New Prime Minister Yulia Tymoshenko had ordered the government to come up with a new, slimmed-down package for former officials.
Kuchma's privileges were cancelled based on a decision by the Ministry of Justice that the previous government "exceeded its responsibilities," the cabinet said in a statement.
On Jan. 19, five days before President Viktor Yushchenko was sworn in, acting Prime Minister Mykola Azarov signed an order giving Kuchma a monthly salary worth about 8,200 UAH and allowing him and wife Lyudmyla to keep their government-owned home in Ukraine's most exclusive enclave. The package also gave Kuchma two aides, an adviser, securities, two cars, four drivers and a countryside residence.
Anger against Kuchma runs deep in this country of 48 million.
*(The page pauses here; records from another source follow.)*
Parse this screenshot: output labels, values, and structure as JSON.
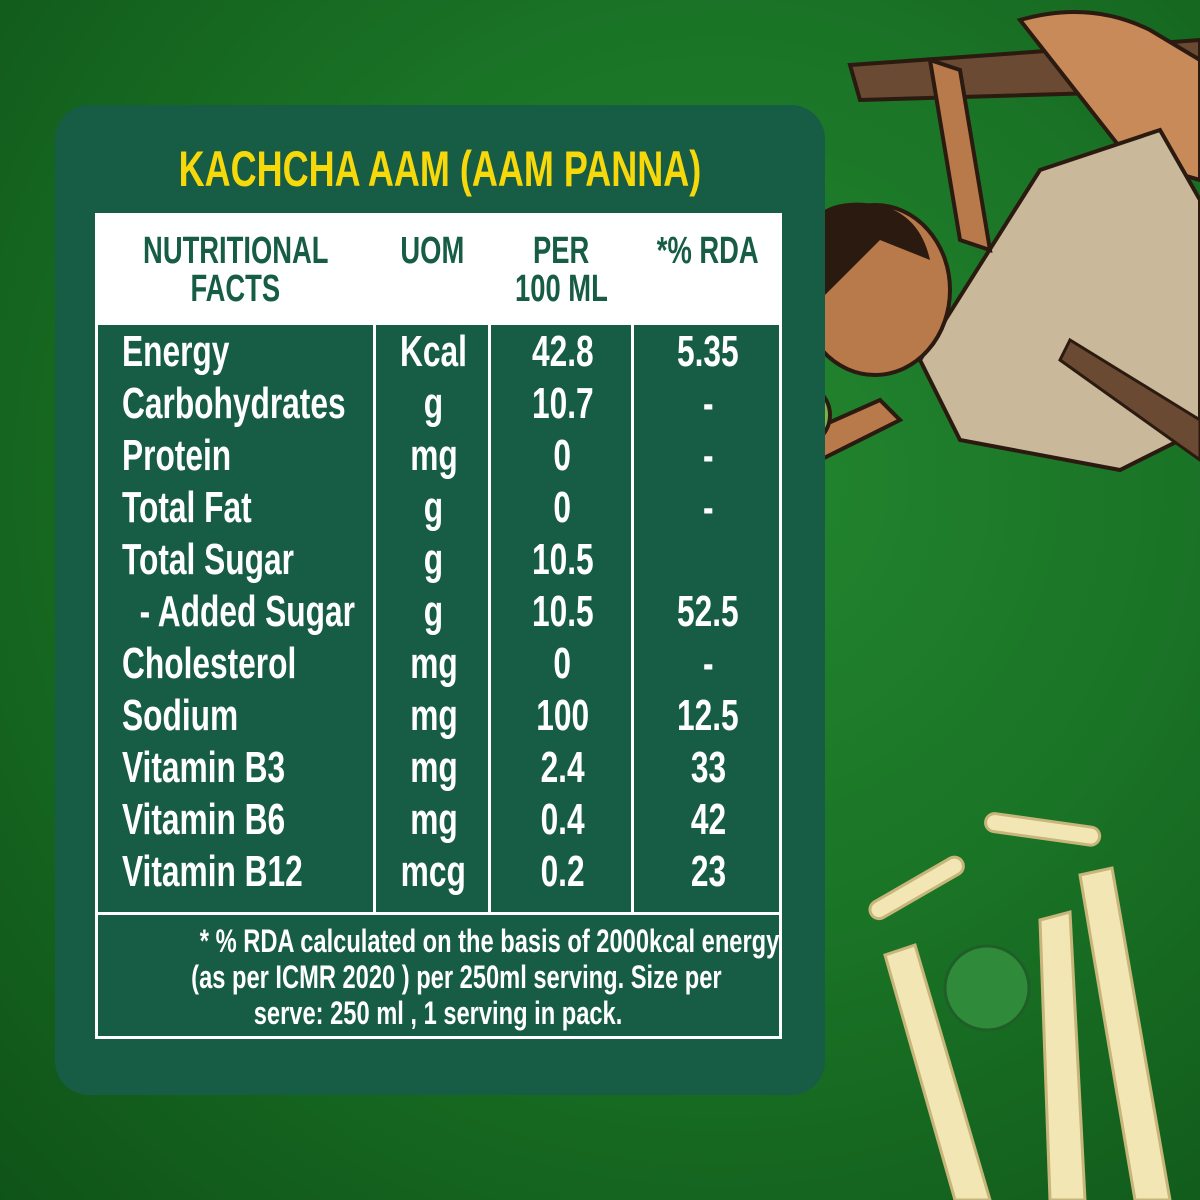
{
  "title": "KACHCHA AAM (AAM PANNA)",
  "colors": {
    "panel": "#175c45",
    "title": "#f6d80b",
    "background": "#1a7426",
    "header_bg": "#ffffff"
  },
  "table": {
    "headers": [
      {
        "line1": "NUTRITIONAL",
        "line2": "FACTS"
      },
      {
        "line1": "UOM",
        "line2": ""
      },
      {
        "line1": "PER",
        "line2": "100 ML"
      },
      {
        "line1": "*% RDA",
        "line2": ""
      }
    ],
    "rows": [
      {
        "nutrient": "Energy",
        "uom": "Kcal",
        "per_100ml": "42.8",
        "rda": "5.35"
      },
      {
        "nutrient": "Carbohydrates",
        "uom": "g",
        "per_100ml": "10.7",
        "rda": "-"
      },
      {
        "nutrient": "Protein",
        "uom": "mg",
        "per_100ml": "0",
        "rda": "-"
      },
      {
        "nutrient": "Total Fat",
        "uom": "g",
        "per_100ml": "0",
        "rda": "-"
      },
      {
        "nutrient": "Total Sugar",
        "uom": "g",
        "per_100ml": "10.5",
        "rda": ""
      },
      {
        "nutrient": "  - Added Sugar",
        "uom": "g",
        "per_100ml": "10.5",
        "rda": "52.5"
      },
      {
        "nutrient": "Cholesterol",
        "uom": "mg",
        "per_100ml": "0",
        "rda": "-"
      },
      {
        "nutrient": "Sodium",
        "uom": "mg",
        "per_100ml": "100",
        "rda": "12.5"
      },
      {
        "nutrient": "Vitamin B3",
        "uom": "mg",
        "per_100ml": "2.4",
        "rda": "33"
      },
      {
        "nutrient": "Vitamin B6",
        "uom": "mg",
        "per_100ml": "0.4",
        "rda": "42"
      },
      {
        "nutrient": "Vitamin B12",
        "uom": "mcg",
        "per_100ml": "0.2",
        "rda": "23"
      }
    ],
    "footnote": [
      "* % RDA calculated on the basis of 2000kcal energy",
      "(as per ICMR 2020 ) per 250ml serving. Size per",
      "serve: 250 ml , 1 serving in pack."
    ]
  },
  "illustration": {
    "subject": "boy-hanging-from-branch-holding-mango",
    "secondary": "cricket-wickets-and-ball"
  }
}
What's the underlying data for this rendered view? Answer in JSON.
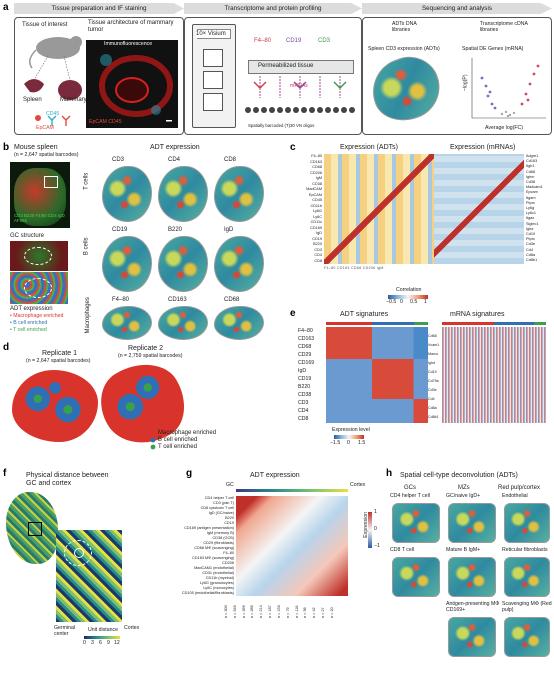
{
  "panel_letters": {
    "a": "a",
    "b": "b",
    "c": "c",
    "d": "d",
    "e": "e",
    "f": "f",
    "g": "g",
    "h": "h"
  },
  "a": {
    "header1": "Tissue preparation and IF staining",
    "header2": "Transcriptome and protein profiling",
    "header3": "Sequencing and analysis",
    "tissue_of_interest": "Tissue of interest",
    "tissue_architecture": "Tissue architecture of mammary tumor",
    "immunofluorescence": "Immunofluorescence",
    "spleen": "Spleen",
    "mammary_tumor": "Mammary tumor",
    "cd45": "CD45",
    "epcam": "EpCAM",
    "epcam_cd45": "EpCAM CD45",
    "visium": "10× Visium",
    "f480": "F4–80",
    "cd19": "CD19",
    "cd3": "CD3",
    "permeabilized": "Permeabilized tissue",
    "mrnas": "mRNAs",
    "spatial_barcode": "Spatially barcoded (T)30 VN oligos",
    "adts_dna": "ADTs DNA libraries",
    "transcriptome_cdna": "Transcriptome cDNA libraries",
    "spleen_cd3": "Spleen CD3 expression (ADTs)",
    "spatial_de": "Spatial DE Genes (mRNA)",
    "volcano_x": "Average log(FC)",
    "volcano_y": "−log(P)"
  },
  "b": {
    "mouse_spleen": "Mouse spleen",
    "n_barcodes": "(n = 2,647 spatial barcodes)",
    "adt_expression": "ADT expression",
    "gc_structure": "GC structure",
    "if_legend": "CD3 B220 F4/80 CD4 IgD AF555",
    "adt_expr_label": "ADT expression",
    "macrophage_enriched": "• Macrophage enriched",
    "bcell_enriched": "• B cell enriched",
    "tcell_enriched": "• T cell enriched",
    "row_labels": [
      "T cells",
      "B cells",
      "Macrophages"
    ],
    "maps": [
      [
        "CD3",
        "CD4",
        "CD8"
      ],
      [
        "CD19",
        "B220",
        "IgD"
      ],
      [
        "F4–80",
        "CD163",
        "CD68"
      ]
    ]
  },
  "c": {
    "title_adt": "Expression (ADTs)",
    "title_mrna": "Expression (mRNAs)",
    "adt_rows": [
      "F4–80",
      "CD163",
      "CD68",
      "CD206",
      "IgM",
      "CD38",
      "MadCAM",
      "EpCAM",
      "CD45",
      "CD11b",
      "Ly6G",
      "Ly6C",
      "CD11c",
      "CD169",
      "IgD",
      "CD19",
      "B220",
      "CD3",
      "CD4",
      "CD8"
    ],
    "mrna_rows": [
      "Adgre1",
      "Cd163",
      "Itgb1",
      "Cd68",
      "Ighm",
      "Cd38",
      "Madcam1",
      "Epcam",
      "Itgam",
      "Ptprc",
      "Ly6g",
      "Ly6c1",
      "Itgax",
      "Siglec1",
      "Ighd",
      "Cd19",
      "Ptprc",
      "Cd3e",
      "Cd4",
      "Cd8a",
      "Cd8b1"
    ],
    "corr_label": "Correlation",
    "corr_ticks": [
      "−0.5",
      "0",
      "0.5",
      "1"
    ]
  },
  "d": {
    "rep1": "Replicate 1",
    "rep1_n": "(n = 2,647 spatial barcodes)",
    "rep2": "Replicate 2",
    "rep2_n": "(n = 2,759 spatial barcodes)",
    "legend": [
      "Macrophage enriched",
      "B cell enriched",
      "T cell enriched"
    ],
    "legend_colors": [
      "#d9342b",
      "#2f6fb5",
      "#3aa14a"
    ]
  },
  "e": {
    "adt_title": "ADT signatures",
    "mrna_title": "mRNA signatures",
    "rows": [
      "F4–80",
      "CD163",
      "CD68",
      "CD29",
      "CD169",
      "IgD",
      "CD19",
      "B220",
      "CD38",
      "CD3",
      "CD4",
      "CD8"
    ],
    "mrna_genes": [
      "Cd68",
      "Vcam1",
      "Marco",
      "Ighd",
      "Cd19",
      "Cd79a",
      "Cd3e",
      "Cd4",
      "Cd8a",
      "Cd8b1"
    ],
    "expr_level": "Expression level",
    "expr_ticks": [
      "−1.5",
      "0",
      "1.5"
    ]
  },
  "f": {
    "title": "Physical distance between GC and cortex",
    "germinal_center": "Germinal center",
    "unit_distance": "Unit distance",
    "cortex": "Cortex",
    "ticks": [
      "0",
      "3",
      "6",
      "9",
      "12"
    ]
  },
  "g": {
    "title": "ADT expression",
    "gc": "GC",
    "cortex": "Cortex",
    "distance_ticks": [
      "0",
      "1",
      "2",
      "3",
      "4",
      "5",
      "6",
      "7",
      "8",
      "9",
      "10",
      "11",
      "12"
    ],
    "rows": [
      "CD4 helper T cell",
      "CD3 (pan T)",
      "CD8 cytotoxic T cell",
      "IgD (GC/naive)",
      "B220",
      "CD19",
      "CD169 (antigen presentation)",
      "IgM (memory B)",
      "CD38 (GCB)",
      "CD29 (fibroblasts)",
      "CD68 MΦ (scavenging)",
      "F4–80",
      "CD163 MΦ (scavenging)",
      "CD206",
      "MadCAM1 (endothelial)",
      "CD31 (endothelial)",
      "CD11b (myeloid)",
      "Ly6G (granulocytes)",
      "Ly6C (monocytes)",
      "CD105 (endothelial/fibroblasts)"
    ],
    "group_labels": [
      "GCs",
      "MZs",
      "Red pulp/cortex"
    ],
    "n_counts": [
      "n = 300",
      "n = 549",
      "n = 399",
      "n = 289",
      "n = 214",
      "n = 187",
      "n = 153",
      "n = 79",
      "n = 118",
      "n = 56",
      "n = 42",
      "n = 27",
      "n = 20"
    ],
    "colorbar_label": "Expression",
    "colorbar_ticks": [
      "1",
      "0",
      "−1"
    ]
  },
  "h": {
    "title": "Spatial cell-type deconvolution (ADTs)",
    "col_gcs": "GCs",
    "col_mzs": "MZs",
    "col_red": "Red pulp/cortex",
    "maps": [
      [
        "CD4 helper T cell",
        "GC/naive IgD+",
        "Endothelial"
      ],
      [
        "CD8 T cell",
        "Mature B IgM+",
        "Reticular fibroblasts"
      ],
      [
        "",
        "Antigen-presenting MΦ CD169+",
        "Scavenging MΦ (Red pulp)"
      ]
    ]
  }
}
Many Ukrainians accuse him of having run the state like a personal fiefdom, enriching those close to him while the rest of the country was choked by poverty and corruption.
Yushchenko, sacked by Kuchma in acrimony as prime minister in 2000, has cranked up the pressure on Kuchma and the previous government, ordering all sales of state property to be re-examined along with alleged "insider" deals under the previous regime.
Prosecutors are sifting through other major privatization deals and financial transactions, an investigation that is likely to focus on the wealthy clique of businessmen close to Kuchma.
Earlier this week, Ukrainian Communist Party leader Petro Symonenko asked the country's Prosecutor General's Office to open a criminal case against Former President Leonid Kuchma, the party's press service said.
"The Prosecutor General's Office has to open a criminal case against Kuchma on crimes he committed when he served as Ukrainian president, which carry a sentence of high treason" said Symonenko.